The Ignatieff Liberals like to pretend that their wild allegation bypasses the soldiers who captured and handed over Taliban prisoners — but that’s just not logical.

This really disturbs me.  The Conservatives are not addressing the issue of torture or denying that Canadians handed people over to be tortured.  They are saying we shouldn’t be asking questions about torture because that would mean we are asking questions about the actions of our soldiers… Uh, yes.  Yes, we should be able to ask questions about the actions of our soldiers. “Supporting the troops” is not the same as “the troops can do no wrong”. Do you remember the Canadian Airborne scandal?  But that’s actually beside the point, the real goal of the investigation is not to target troops doing their job as much as to discover if there is an institutional disregard for concerns about torture of prisoners.  This is the kind of policy that would come from higher up commanders and from the government itself.  Surely, they are not suggesting parliament can’t ask legitimate questions about military policy during combat operations. That’s exactly what parliament for is for. Surely.
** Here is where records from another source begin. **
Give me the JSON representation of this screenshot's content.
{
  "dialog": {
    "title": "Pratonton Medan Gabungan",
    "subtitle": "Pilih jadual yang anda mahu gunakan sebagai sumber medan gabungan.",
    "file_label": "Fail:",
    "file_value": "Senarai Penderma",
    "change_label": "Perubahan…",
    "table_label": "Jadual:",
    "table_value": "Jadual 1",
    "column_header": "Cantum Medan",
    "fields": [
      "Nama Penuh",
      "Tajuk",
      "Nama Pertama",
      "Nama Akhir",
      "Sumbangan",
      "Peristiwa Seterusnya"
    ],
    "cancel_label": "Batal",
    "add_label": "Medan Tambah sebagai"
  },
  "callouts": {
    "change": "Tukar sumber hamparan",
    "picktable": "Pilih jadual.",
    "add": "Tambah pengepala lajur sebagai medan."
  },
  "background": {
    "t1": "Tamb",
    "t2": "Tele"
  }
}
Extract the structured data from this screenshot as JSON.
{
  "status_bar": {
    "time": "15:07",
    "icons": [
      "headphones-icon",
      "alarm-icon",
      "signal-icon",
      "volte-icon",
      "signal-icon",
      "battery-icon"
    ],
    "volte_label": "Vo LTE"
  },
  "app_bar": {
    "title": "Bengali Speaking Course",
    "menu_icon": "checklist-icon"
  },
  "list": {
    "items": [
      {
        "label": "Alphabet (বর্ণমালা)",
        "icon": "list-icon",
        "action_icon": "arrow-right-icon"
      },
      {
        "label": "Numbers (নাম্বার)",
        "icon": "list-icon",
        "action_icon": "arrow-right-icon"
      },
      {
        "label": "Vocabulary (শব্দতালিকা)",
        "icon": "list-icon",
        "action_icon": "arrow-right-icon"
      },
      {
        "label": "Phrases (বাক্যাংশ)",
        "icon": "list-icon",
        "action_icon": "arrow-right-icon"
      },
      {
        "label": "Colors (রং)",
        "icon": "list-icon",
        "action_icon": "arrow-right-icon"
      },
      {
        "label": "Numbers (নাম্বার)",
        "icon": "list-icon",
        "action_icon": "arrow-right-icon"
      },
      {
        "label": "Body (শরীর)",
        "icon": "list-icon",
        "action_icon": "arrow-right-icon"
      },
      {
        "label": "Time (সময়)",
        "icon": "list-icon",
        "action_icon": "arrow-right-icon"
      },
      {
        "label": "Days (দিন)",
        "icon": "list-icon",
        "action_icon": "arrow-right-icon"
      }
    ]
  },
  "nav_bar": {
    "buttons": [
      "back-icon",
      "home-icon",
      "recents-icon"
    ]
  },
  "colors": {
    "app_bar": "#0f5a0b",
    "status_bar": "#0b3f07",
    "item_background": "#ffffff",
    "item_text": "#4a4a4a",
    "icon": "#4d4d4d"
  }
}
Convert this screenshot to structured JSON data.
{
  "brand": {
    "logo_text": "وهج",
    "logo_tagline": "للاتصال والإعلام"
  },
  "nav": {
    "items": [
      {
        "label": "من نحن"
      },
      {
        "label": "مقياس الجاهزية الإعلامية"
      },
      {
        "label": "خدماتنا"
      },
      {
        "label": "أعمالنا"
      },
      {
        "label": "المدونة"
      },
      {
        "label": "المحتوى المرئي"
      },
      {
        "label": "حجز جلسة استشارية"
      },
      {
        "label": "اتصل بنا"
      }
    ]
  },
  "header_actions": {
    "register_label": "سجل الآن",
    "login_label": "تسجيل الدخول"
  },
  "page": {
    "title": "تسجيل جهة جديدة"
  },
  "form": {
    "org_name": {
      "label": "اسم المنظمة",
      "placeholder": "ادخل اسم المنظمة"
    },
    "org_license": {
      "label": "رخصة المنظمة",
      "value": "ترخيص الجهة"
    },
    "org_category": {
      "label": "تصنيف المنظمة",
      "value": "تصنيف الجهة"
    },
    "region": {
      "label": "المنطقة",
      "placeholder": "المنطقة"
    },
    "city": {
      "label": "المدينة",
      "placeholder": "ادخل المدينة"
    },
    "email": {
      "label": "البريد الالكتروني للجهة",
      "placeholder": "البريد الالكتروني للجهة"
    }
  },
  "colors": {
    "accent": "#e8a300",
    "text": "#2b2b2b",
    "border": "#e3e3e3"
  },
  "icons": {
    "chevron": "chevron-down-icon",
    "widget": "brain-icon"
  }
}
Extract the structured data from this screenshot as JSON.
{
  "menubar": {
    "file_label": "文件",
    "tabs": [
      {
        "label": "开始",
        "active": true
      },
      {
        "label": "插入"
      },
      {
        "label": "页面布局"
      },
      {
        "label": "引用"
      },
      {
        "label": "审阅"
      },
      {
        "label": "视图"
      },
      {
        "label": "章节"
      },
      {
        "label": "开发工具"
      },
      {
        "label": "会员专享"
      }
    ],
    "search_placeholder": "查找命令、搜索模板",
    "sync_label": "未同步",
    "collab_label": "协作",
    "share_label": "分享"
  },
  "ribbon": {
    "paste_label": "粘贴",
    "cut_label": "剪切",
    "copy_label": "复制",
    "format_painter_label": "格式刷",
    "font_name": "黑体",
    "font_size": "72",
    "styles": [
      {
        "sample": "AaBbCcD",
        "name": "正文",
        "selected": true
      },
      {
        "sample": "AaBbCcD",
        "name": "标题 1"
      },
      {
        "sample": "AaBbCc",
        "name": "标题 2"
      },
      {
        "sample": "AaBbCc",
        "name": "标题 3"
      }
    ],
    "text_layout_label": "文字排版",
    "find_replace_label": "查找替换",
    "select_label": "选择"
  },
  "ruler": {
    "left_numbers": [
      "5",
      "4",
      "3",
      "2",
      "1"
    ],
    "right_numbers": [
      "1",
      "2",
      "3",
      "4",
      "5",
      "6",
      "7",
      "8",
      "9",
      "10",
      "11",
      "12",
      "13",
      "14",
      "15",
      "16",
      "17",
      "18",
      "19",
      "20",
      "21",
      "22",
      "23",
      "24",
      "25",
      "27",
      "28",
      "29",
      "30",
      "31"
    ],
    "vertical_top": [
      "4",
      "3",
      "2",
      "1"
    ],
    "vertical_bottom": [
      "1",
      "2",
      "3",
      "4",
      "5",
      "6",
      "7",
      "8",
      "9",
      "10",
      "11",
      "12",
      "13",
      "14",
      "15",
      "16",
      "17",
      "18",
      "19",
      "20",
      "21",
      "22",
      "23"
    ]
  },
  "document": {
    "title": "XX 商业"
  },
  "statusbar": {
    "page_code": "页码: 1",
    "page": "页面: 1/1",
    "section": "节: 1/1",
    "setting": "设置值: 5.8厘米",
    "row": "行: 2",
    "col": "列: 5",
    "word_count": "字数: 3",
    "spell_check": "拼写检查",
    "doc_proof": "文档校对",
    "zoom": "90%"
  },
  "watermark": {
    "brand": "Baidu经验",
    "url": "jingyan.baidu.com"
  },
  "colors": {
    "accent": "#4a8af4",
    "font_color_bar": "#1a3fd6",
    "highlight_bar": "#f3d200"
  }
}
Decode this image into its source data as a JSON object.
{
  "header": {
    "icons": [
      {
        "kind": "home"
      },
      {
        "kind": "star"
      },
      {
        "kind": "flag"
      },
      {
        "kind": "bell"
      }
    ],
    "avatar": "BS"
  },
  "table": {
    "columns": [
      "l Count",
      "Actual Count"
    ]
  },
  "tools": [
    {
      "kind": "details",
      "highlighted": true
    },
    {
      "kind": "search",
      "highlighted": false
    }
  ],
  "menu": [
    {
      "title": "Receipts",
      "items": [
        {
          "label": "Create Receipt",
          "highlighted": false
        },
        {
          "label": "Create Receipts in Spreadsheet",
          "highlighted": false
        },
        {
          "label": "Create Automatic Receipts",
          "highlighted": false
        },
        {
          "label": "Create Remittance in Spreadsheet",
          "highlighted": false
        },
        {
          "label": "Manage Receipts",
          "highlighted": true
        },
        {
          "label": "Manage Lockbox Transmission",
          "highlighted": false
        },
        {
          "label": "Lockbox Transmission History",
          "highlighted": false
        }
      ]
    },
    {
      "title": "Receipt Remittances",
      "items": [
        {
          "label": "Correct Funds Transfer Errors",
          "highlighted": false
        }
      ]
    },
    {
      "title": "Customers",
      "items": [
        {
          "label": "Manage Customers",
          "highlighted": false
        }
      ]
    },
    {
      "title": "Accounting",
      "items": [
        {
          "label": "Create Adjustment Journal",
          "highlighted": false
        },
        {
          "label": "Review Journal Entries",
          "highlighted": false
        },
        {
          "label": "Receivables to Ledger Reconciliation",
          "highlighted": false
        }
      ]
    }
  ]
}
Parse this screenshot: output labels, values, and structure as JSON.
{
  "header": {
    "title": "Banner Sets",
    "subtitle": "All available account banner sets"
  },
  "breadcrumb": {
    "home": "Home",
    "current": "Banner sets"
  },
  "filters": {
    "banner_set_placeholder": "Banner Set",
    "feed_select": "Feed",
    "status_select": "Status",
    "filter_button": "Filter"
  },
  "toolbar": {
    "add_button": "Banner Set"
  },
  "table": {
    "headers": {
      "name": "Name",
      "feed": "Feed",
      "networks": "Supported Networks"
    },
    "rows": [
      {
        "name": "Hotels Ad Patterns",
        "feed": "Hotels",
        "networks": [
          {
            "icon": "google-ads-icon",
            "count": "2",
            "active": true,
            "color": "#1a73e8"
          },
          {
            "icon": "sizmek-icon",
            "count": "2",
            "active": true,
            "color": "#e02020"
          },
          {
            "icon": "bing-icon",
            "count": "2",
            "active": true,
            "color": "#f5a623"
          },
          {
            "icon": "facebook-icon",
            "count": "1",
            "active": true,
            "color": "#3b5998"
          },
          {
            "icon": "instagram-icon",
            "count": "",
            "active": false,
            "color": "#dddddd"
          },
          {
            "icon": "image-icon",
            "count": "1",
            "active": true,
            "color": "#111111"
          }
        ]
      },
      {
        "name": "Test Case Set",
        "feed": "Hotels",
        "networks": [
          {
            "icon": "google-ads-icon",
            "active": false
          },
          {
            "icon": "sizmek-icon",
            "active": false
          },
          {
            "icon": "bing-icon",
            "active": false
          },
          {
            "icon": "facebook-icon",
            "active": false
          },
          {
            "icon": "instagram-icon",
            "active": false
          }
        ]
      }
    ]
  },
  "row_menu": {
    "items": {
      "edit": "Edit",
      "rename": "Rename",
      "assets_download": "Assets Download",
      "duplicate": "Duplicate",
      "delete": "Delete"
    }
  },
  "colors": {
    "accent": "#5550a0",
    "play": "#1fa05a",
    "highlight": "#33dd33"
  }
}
The rest of Mr. Ignatieff’s ad campaign is more of the same — idle chatter that is out of touch with the real priorities of Canadians — including Canadians’ number one priority, the economy.

Our Government is hard at work and remains hard at work on the things that matter to Canadians, in particular the economy. This includes completing implementation of our Economic Action Plan, returning to balanced budgets once the economy has recovered, and building a strong economy for the future.

The economy is always the number one priority, that doesn’t mean other issues can’t be discussed. How the Conservatives plan to build the economy is not discussed, I’m sure it involves lots of useless tax cuts and cutting of social programs because now we have to reign in this huge deficit that they’ve recklessly created with little to show for it.

Canadians are fed up with politicians (from all parties) playing with our democracy like it was a game to be won.  None of them are respecting the desires of the majority of voters in our democracy.  The Conservatives know they cannot win an outright majority so they play the levers of government to stretch out their minority time as long as possible.  The opposition parties are so obsessed with the idea of absolute rule for themselves that they can’t bring themselves to constructively work together even though an overwhelming majority of Canadians did not vote for the Conservative party.

The only way forward towards a progressive future in Canada is for the two viable, federalist parties to show some humility and change strategy. The Liberals need to admit they are not the natural governing party, that they won in the past largely due to Conservative disorganization or the lucky occurrence of charismatic liberal leadership (neither of which holds now).  The NDP need to admit they will not form government until they have proven themselves, which they can do it they work as part of a government with the Liberals.  Together the two parties can act as two wings of the progressive-centre opposition into the next election and ask Canadians to vote for them to form a strong coalition government.  Then they can change some of the flaws in our democratic system which allow the PM such unassailable power.

Or  we can just let the Conservative spin machine work its way and continue with ineffective minority governments that slowly erode all the progressive elements of our society that Canadians have worked so long for and Canadian soldiers have fought so hard to defend.